After Typhoon Haiyan: Can We Build Safer Homes?

The magnitude of lost life is hard to comprehend. For most of the world's population, these tragedies - and others - are easy to forget when they are so far removed and life continues as normal. But what happens when tragedy hits close to home?

*Daniel Jimenez [2013] is doing an MPhil in Engineering for Sustainable Development at the University of Cambridge. Photo: Coastal homes along the path of Typhoon Haiyan prior to landfall, Basey, Samar, August 2013.

Over the past decade, the headlines have been full of stories of the Indian Ocean and Japanese Tsunamis, the earthquake in Haiti and Hurricane Katrina, with death tolls ranging from 1,800 in New Orleans to 200,000 in Indonesia. The magnitude of lost life is hard to comprehend. For most of the world's population, these tragedies - and others - are easy to forget when they are so far removed and life continues as normal. But what happens when tragedy hits close to home?

Typhoon Haiyan created major headlines last month when it became the world's strongest tropical storm at landfall with sustained winds at 195 mph. The death toll is now well above 5,000 and it is thus considered the deadliest typhoon in Philippine history. But the international media soon move on to other subjects.

Studying comfortably at Cambridge University, I find myself constantly reflecting on what role we can play as intellectuals and practitioners to support our fellow humankind and protect them from future tragedies. It is generally accepted that there is no such thing as a "natural disaster". Rather, humans are vulnerable to natural "hazards" because of the way we construct our environments. As we live in a collective society, many believe it is the responsibility of our institutions to provide the basic framework that ensures we have our needs met and the ability to provide for ourselves. Literacy, nutrition, peaceful governance, employment, protection from the elements; these are all tools through which we create the conditions for stability and opportunity and ensure that society does not fall victim to the wild forces of nature. If thousands of people are becoming victims of such hazards, with millions more displaced each year in the Philippines alone, it is clear that current policies, economies, social systems and technologies are failing to serve those who live on nature's frontline. Yet what can we do when these institutions fail?

Designing for the future

I spent the past year living and loving life in the Philippines, precisely to understand how I, as an engineer, could design the best buildings for the vulnerable and neglected in our societies. The Philippines is regarded by the UN as the third most susceptible nation to natural disasters, after Vanuatu and Tonga, two small Pacific island nations. A rather exhaustive list of earthquakes, typhoons, flash floods, volcanoes and tsunamis coupled with extreme population growth, urban density and poverty turn a perfect storm of hazards into disasters.

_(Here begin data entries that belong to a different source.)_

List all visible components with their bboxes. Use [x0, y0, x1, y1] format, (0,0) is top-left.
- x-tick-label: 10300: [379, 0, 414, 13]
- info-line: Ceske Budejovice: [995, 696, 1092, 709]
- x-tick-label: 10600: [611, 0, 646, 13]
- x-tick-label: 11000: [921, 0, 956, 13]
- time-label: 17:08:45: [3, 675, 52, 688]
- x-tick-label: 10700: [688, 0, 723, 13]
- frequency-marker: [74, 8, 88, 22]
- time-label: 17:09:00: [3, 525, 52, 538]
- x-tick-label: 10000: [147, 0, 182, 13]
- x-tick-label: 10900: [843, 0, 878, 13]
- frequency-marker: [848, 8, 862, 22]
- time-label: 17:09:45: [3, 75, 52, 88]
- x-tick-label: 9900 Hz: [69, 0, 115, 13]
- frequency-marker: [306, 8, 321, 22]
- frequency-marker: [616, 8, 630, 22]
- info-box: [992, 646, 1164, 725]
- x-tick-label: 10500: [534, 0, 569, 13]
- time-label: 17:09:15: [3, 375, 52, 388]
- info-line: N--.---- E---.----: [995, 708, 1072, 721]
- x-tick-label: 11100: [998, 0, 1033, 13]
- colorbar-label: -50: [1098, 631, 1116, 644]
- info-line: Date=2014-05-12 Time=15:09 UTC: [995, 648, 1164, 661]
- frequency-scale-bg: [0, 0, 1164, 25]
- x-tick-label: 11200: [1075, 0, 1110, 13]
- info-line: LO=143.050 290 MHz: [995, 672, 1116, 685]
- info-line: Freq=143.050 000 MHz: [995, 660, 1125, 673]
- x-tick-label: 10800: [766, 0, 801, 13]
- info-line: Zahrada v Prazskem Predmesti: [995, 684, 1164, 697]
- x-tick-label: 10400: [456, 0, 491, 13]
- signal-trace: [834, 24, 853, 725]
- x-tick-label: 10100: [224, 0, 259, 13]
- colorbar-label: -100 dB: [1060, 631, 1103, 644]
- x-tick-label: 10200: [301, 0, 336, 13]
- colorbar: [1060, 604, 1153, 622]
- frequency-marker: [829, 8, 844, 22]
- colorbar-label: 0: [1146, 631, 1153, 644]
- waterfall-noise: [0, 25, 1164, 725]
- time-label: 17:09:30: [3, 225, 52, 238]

While the issue is undeniably complex, there is an important role the engineer can play so people can live in peace and safety rather than experience such extreme suffering. We can invent tools that are appropriate to the physical and economic environment in areas of particular vulnerability, tools that are accessible and provide options so people can protect themselves when greater institutions fail.

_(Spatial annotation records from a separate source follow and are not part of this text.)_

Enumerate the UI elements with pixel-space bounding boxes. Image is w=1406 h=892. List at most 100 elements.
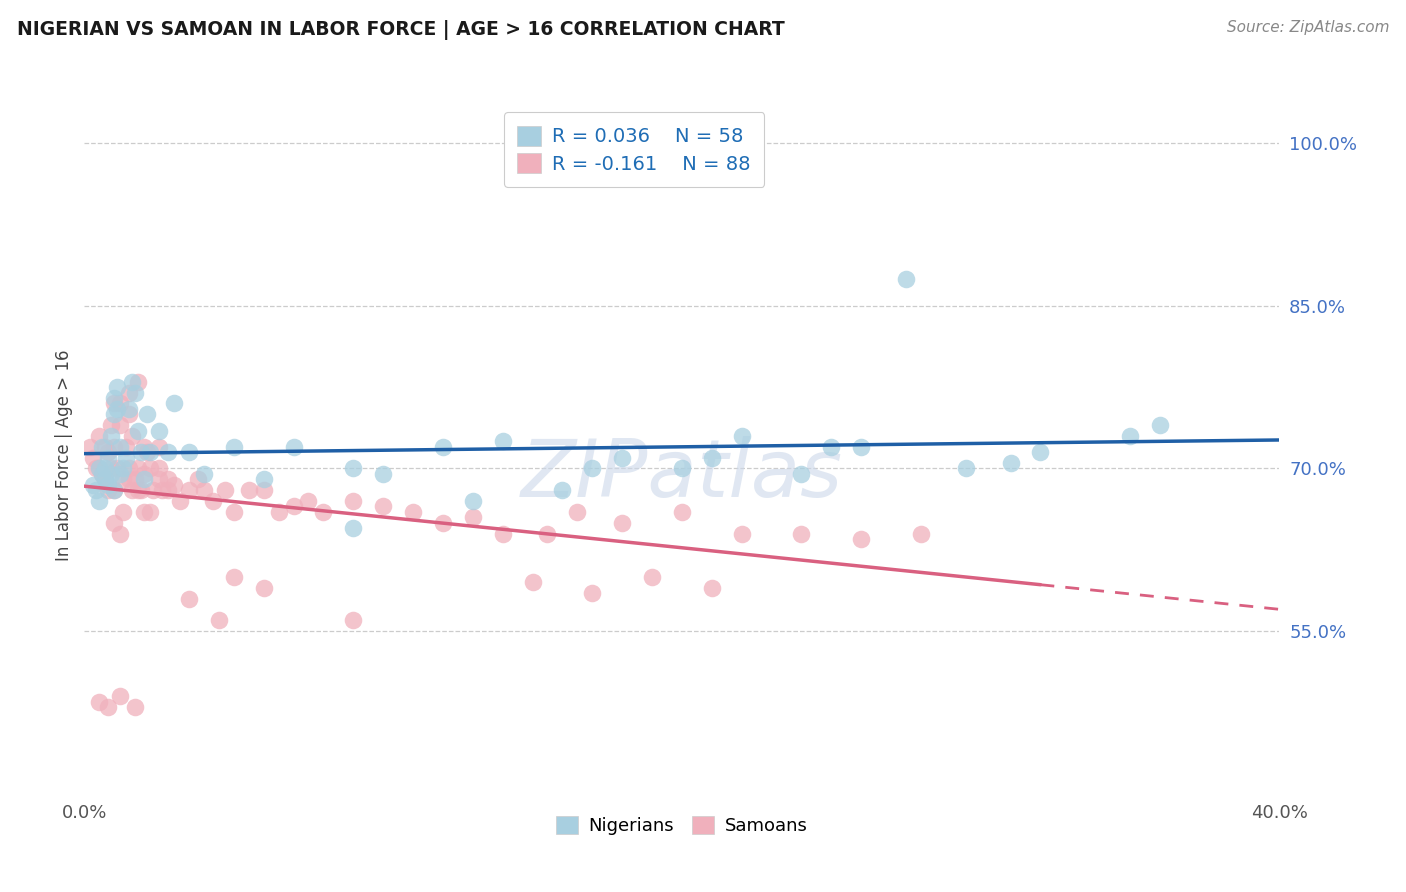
Point bbox=[103, 516, 125, 530]
Point bbox=[121, 483, 143, 498]
Point bbox=[82, 450, 104, 465]
Point bbox=[581, 586, 603, 600]
Point bbox=[177, 445, 200, 459]
Point bbox=[100, 467, 122, 481]
Point bbox=[100, 418, 122, 433]
Point bbox=[851, 532, 873, 546]
Point bbox=[283, 440, 305, 454]
Point bbox=[177, 483, 200, 498]
Point bbox=[110, 396, 132, 410]
Point bbox=[253, 581, 276, 595]
Point bbox=[103, 391, 125, 405]
Point bbox=[110, 467, 132, 481]
Point bbox=[612, 450, 634, 465]
Point bbox=[342, 461, 364, 475]
Point bbox=[118, 472, 141, 486]
Point bbox=[129, 483, 152, 498]
Point bbox=[79, 440, 101, 454]
Text: Source: ZipAtlas.com: Source: ZipAtlas.com bbox=[1226, 20, 1389, 35]
Point bbox=[127, 424, 149, 438]
Point bbox=[118, 407, 141, 421]
Point bbox=[157, 445, 180, 459]
Point bbox=[373, 500, 395, 514]
Point bbox=[342, 613, 364, 627]
Point bbox=[105, 380, 128, 394]
Point bbox=[103, 396, 125, 410]
Point bbox=[94, 461, 117, 475]
Point bbox=[641, 570, 664, 584]
Point bbox=[201, 494, 224, 508]
Point bbox=[731, 526, 754, 541]
Point bbox=[193, 467, 215, 481]
Point bbox=[89, 494, 111, 508]
Point bbox=[86, 461, 108, 475]
Point bbox=[124, 385, 146, 400]
Point bbox=[492, 526, 515, 541]
Point bbox=[89, 461, 111, 475]
Point bbox=[132, 440, 156, 454]
Point bbox=[955, 461, 977, 475]
Point bbox=[222, 440, 245, 454]
Point bbox=[187, 472, 209, 486]
Point bbox=[700, 450, 723, 465]
Point bbox=[136, 445, 159, 459]
Point bbox=[432, 516, 454, 530]
Point bbox=[124, 700, 146, 714]
Point bbox=[97, 483, 120, 498]
Point bbox=[97, 445, 120, 459]
Point bbox=[118, 461, 141, 475]
Point bbox=[139, 505, 162, 519]
Point bbox=[238, 483, 260, 498]
Point bbox=[492, 434, 515, 449]
Point bbox=[1149, 418, 1171, 433]
Point bbox=[105, 461, 128, 475]
Point bbox=[193, 483, 215, 498]
Point bbox=[222, 570, 245, 584]
Point bbox=[163, 477, 186, 491]
Point bbox=[112, 472, 135, 486]
Point bbox=[157, 472, 180, 486]
Point bbox=[148, 424, 170, 438]
Point bbox=[112, 505, 135, 519]
Legend: Nigerians, Samoans: Nigerians, Samoans bbox=[548, 809, 815, 842]
Point bbox=[110, 690, 132, 704]
Point bbox=[103, 483, 125, 498]
Point bbox=[110, 418, 132, 433]
Point bbox=[150, 483, 173, 498]
Point bbox=[124, 472, 146, 486]
Point bbox=[910, 526, 932, 541]
Point bbox=[127, 461, 149, 475]
Point bbox=[94, 472, 117, 486]
Point bbox=[177, 591, 200, 606]
Point bbox=[100, 429, 122, 443]
Point bbox=[851, 440, 873, 454]
Point bbox=[790, 526, 813, 541]
Point bbox=[1029, 445, 1052, 459]
Point bbox=[97, 450, 120, 465]
Point bbox=[121, 429, 143, 443]
Point bbox=[536, 526, 558, 541]
Point bbox=[97, 477, 120, 491]
Point bbox=[86, 483, 108, 498]
Point bbox=[105, 401, 128, 416]
Point bbox=[581, 461, 603, 475]
Point bbox=[115, 450, 138, 465]
Point bbox=[139, 445, 162, 459]
Point bbox=[127, 375, 149, 389]
Point bbox=[253, 483, 276, 498]
Point bbox=[169, 494, 191, 508]
Point bbox=[1000, 456, 1022, 470]
Point bbox=[342, 494, 364, 508]
Point bbox=[82, 477, 104, 491]
Point bbox=[342, 521, 364, 535]
Point bbox=[139, 461, 162, 475]
Point bbox=[402, 505, 425, 519]
Point bbox=[567, 505, 589, 519]
Point bbox=[118, 385, 141, 400]
Point bbox=[136, 407, 159, 421]
Point bbox=[267, 505, 290, 519]
Point bbox=[110, 526, 132, 541]
Point bbox=[129, 445, 152, 459]
Point bbox=[671, 505, 693, 519]
Point bbox=[97, 700, 120, 714]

Engineering tools have overlooked a vast market where there is a glaring humanitarian need. The central Visayan islands of the Philippines are particularly vulnerable, with people living in inadequate infrastructure along shores and rivers that suit their seafaring lifestyle and idyllic island culture. Most people in the provinces build their homes out of local bamboo and while bamboo is naturally effective in seismic zones, many seek concrete houses as they don't suffer from rapid decay and insect infestation. However, as we learned from the Bohol earthquake three weeks before Typhoon Haiyan, these houses are usually built without proper seismic reinforcement and regulatory adherence. High-tech solutions for reinforced concrete and steel are often too expensive or just not available for these environments. Similarly, as I found, effective industrial tools to preserve bamboo and build in defense against typhoons just do not exist there.

Agent of change

Living in the provincial Philippines, much like anywhere else on Earth, people want to laugh, love, eat and live a meaningful life. We have a responsibility as designers and planners to give people the freedom to pursue the pleasures of life in a way that is sensitive to their surroundings. Engineering can be a way to encourage behaviour that suits different environments, as harsh or uplifting as they may be, so we must be careful to build in ways that work with those environments and that save lives when disaster strikes.

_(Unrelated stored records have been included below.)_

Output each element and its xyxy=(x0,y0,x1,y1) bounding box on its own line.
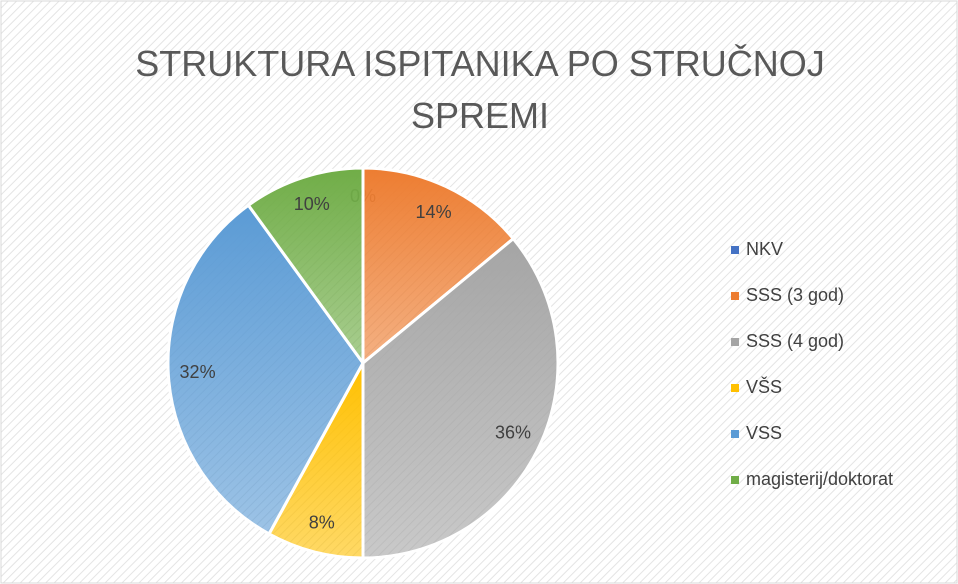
data-label: 10% xyxy=(294,194,330,214)
pie-slice xyxy=(361,236,560,560)
legend-label: SSS (3 god) xyxy=(746,285,844,305)
legend-swatch xyxy=(731,384,739,392)
pie-slice xyxy=(246,166,365,368)
legend-label: SSS (4 god) xyxy=(746,331,844,351)
legend-swatch xyxy=(731,292,739,300)
data-label: 32% xyxy=(180,362,216,382)
legend-label: VSS xyxy=(746,423,782,443)
legend-swatch xyxy=(731,430,739,438)
legend-label: magisterij/doktorat xyxy=(746,469,893,489)
pie-slice xyxy=(361,166,516,367)
data-label: 8% xyxy=(309,512,335,532)
legend-swatch xyxy=(731,338,739,346)
legend-swatch xyxy=(731,246,739,254)
pie-slice xyxy=(166,203,365,536)
legend-label: VŠS xyxy=(746,376,782,397)
pie-slice xyxy=(267,362,365,560)
data-label: 36% xyxy=(495,422,531,442)
data-label: 14% xyxy=(416,202,452,222)
chart-title: STRUKTURA ISPITANIKA PO STRUČNOJ SPREMI xyxy=(135,43,825,136)
legend-label: NKV xyxy=(746,239,783,259)
legend-swatch xyxy=(731,476,739,484)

Hopefully, it won't take a disaster so close to home to encourage engineers, or anyone for that matter, to take action to change the way we perceive and thus build and live within our environments. This may be challenging, given our overwhelmingly busy lives and rushed, often unjust societies. But when you realise how easy it is to lose everything and everyone you love, when you watch from thousands of miles away as disaster unfolds in your home country, you reevaluate why we do what we do; whether it be for money, fame, honour, beauty or emotional freedom, for ourselves, our family, our community, our country, or for all the creatures of the world. Where do we draw the boundaries that divide us? What do we choose? What kind of world do we want to live in as we grow closer together in a world economy and global society? The challenge is to be an agent of change. If we are empowered in this way, we can empower others as well.

I choose to protect life by using my specialism of engineering to provide the tools that empower people to build safe homes for themselves and I hope that this may bring us freedom from undue suffering.